Read and Morgan were in the car driving to the airport, heading to Bangkok to meet with stone vendors and manufacturers to see if this new business venture was possible.

“It’s a good thing that your children are two years apart,” Morgan said that day to Read, who had just given birth six months ago. “The last thing you want to have is more than two children in college at the same time.”

“Mom, I think I should tell you something,” Read replied.

Read was a few weeks pregnant and sick the entire time in Bangkok, but for Morgan, the trip was like opening a door into the past. Morgan had a design shop in Mountain Brook Village in the 1980s called Allison’s Custom Jewelry. She had always said she wanted to get back in the business; she just didn’t know when she would.

The trip to Bangkok made them hungry to take the next step.

“Mom and I talked about it, and she said, ‘I think I really am going to do this,’” Read said. “And I believed in what she was doing.”

They spent the next four-and-a-half years in development. Read stepped down from her job to work with her mother, focusing on sales and marketing. They decided to name the business after Morgan, whose first name is Charlotte. It’s also a name shared by other members of their family.

At first, Morgan opposed having the business named after her.

“But it was such a beautiful name,” Read said. “It’s such a tradition within our family. Now, I can’t imagine it being anything else.”

Read remembers the early days of Charlotte Allison, trying to make business calls over the sound of her newborn baby crying while they were working out of Morgan’s house.

“She was so afraid people would hear the baby cry or the dog bark or the doorbell ring,” Morgan said. “I said, ‘Honey, it doesn’t matter.’”

The pair quickly learned they complement each other. Read said her mother doesn’t like tedious tasks or to be slowed down, so drawing something with a lot of detail makes Morgan feel bored. As a result, she started asking Read to draw the designs.

“The benefit of that was I had no classical training, so anything was possible in my mind,” Read said. “But she had the training, the knowledge and the expertise to tell me what was really doable.”

The architecture of a ring has to be incredibly precise, Morgan said. Being off by one-quarter of a millimeter could make the center stone rattle.

“She would draw these things, and I would go, ‘Let me explain to you how this is not going to work,’” Morgan said.

They compare it to baking a cake. Read bakes the cake, and Morgan helps her ice it. One of Read’s favorite things about what she does, she said, is helping customers complete a collection.

“People might have certain pieces in their collection that they’ve been given over the years, and then they want to know, ‘What am I missing?’” she said. “Doing that in a way that makes sense and tells their story with their personality — that’s been so much fun.”

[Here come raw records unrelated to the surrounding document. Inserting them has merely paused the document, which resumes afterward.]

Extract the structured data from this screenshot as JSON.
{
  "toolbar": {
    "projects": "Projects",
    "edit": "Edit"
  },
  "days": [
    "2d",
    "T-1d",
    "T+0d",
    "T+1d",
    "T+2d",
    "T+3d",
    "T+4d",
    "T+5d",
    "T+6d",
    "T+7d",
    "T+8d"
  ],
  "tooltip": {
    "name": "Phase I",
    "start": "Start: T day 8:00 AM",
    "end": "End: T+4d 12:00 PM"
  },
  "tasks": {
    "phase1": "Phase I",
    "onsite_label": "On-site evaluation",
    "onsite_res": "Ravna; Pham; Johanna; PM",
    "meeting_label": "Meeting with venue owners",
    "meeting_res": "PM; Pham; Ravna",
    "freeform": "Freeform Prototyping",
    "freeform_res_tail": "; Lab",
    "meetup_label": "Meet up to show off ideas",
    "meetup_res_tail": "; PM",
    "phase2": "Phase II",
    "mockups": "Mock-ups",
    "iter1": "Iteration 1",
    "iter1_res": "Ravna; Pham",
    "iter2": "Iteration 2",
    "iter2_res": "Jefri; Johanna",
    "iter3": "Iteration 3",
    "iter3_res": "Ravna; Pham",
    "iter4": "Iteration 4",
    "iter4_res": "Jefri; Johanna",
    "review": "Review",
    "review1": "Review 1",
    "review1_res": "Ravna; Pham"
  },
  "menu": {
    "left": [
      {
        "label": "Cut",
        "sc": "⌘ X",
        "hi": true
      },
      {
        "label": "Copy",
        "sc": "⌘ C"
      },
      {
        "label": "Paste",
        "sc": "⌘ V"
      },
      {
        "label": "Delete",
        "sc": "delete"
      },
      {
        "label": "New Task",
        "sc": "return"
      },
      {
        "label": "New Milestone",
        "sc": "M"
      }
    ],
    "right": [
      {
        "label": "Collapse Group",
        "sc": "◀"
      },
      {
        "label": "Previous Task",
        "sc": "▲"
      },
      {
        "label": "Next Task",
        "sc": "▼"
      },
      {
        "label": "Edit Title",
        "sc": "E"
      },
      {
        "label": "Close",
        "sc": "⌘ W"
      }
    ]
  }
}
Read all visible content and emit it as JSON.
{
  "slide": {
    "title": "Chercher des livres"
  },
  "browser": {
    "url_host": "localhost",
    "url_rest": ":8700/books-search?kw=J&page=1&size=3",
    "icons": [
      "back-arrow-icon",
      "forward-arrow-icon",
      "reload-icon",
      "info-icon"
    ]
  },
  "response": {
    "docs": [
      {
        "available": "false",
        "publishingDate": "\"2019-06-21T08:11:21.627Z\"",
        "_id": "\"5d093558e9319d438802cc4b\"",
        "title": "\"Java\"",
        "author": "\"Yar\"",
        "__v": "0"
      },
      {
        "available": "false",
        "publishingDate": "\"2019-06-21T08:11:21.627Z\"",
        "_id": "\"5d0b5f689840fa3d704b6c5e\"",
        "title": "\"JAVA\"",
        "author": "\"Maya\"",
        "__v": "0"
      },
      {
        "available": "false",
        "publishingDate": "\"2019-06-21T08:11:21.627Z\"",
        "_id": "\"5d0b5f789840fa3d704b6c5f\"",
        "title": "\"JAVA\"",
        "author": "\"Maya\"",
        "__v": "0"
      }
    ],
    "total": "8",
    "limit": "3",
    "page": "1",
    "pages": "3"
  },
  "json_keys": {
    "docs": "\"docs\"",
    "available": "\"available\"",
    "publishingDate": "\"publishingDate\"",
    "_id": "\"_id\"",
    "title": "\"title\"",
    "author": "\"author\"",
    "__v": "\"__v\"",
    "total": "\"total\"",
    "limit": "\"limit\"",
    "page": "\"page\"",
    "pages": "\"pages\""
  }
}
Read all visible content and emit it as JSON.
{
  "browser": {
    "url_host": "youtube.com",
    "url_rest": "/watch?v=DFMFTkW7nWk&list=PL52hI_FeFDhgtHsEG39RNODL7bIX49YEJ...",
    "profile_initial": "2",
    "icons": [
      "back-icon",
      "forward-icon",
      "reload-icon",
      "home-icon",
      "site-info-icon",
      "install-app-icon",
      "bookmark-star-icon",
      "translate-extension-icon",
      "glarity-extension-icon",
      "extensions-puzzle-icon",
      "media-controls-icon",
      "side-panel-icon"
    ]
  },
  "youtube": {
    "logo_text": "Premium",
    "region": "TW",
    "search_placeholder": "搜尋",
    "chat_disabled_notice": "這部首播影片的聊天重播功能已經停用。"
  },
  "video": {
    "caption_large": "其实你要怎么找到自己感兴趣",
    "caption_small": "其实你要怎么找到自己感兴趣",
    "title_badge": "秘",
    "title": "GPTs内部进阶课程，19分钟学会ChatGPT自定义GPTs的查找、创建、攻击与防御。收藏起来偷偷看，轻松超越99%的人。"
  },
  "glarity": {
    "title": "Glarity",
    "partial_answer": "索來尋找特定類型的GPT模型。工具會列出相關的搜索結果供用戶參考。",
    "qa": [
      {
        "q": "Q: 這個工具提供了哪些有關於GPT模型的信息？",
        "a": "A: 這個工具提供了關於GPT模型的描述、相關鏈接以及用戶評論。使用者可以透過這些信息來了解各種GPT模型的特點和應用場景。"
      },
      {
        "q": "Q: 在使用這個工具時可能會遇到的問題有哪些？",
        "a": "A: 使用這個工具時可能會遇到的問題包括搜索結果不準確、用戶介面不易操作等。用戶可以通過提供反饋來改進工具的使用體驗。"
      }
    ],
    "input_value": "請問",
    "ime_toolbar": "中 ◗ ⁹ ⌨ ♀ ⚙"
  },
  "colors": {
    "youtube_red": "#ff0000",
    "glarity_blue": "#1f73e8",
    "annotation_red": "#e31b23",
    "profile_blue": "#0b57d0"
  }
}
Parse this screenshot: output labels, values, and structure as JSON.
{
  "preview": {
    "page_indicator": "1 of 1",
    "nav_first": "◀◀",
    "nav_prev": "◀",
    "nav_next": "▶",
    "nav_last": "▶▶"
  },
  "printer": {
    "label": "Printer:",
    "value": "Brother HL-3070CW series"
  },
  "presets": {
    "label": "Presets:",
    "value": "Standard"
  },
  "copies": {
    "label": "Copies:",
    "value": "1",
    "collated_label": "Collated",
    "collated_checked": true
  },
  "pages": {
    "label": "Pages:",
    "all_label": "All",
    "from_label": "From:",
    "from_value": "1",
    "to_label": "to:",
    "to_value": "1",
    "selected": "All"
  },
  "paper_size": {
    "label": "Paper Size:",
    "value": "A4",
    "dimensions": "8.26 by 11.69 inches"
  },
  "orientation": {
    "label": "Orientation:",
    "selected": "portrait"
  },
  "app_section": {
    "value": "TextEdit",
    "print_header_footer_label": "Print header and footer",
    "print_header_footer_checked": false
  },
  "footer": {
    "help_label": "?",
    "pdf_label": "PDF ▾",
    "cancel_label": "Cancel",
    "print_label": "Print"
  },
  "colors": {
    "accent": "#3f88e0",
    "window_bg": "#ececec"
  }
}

For Morgan, sharing beauty with others makes the job enjoyable.

“They come through that door because they want to buy beauty,” she said. “They want to celebrate something, they want to commemorate something, or they want to give a gift. It’s just a joy to be able to participate in that experience.”

Although a placard on Morgan’s desk reads, “I am the boss,” she said her daughter is competent, gifted and a pleasure to work with.

“We have a lot of fun,” Read said. “We’re very different, but we have the same goal. At the end of the day, we both value our relationship as mother and daughter more than any other aspect of the business.”

The pieces in Charlotte Allison’s collection are set in 14-karat gold and work with “any stone someone could imagine,” Morgan said.

The design studio, which they moved into in October, is located at 2106 Cahaba Road in English Village. People can drop in or make appointments.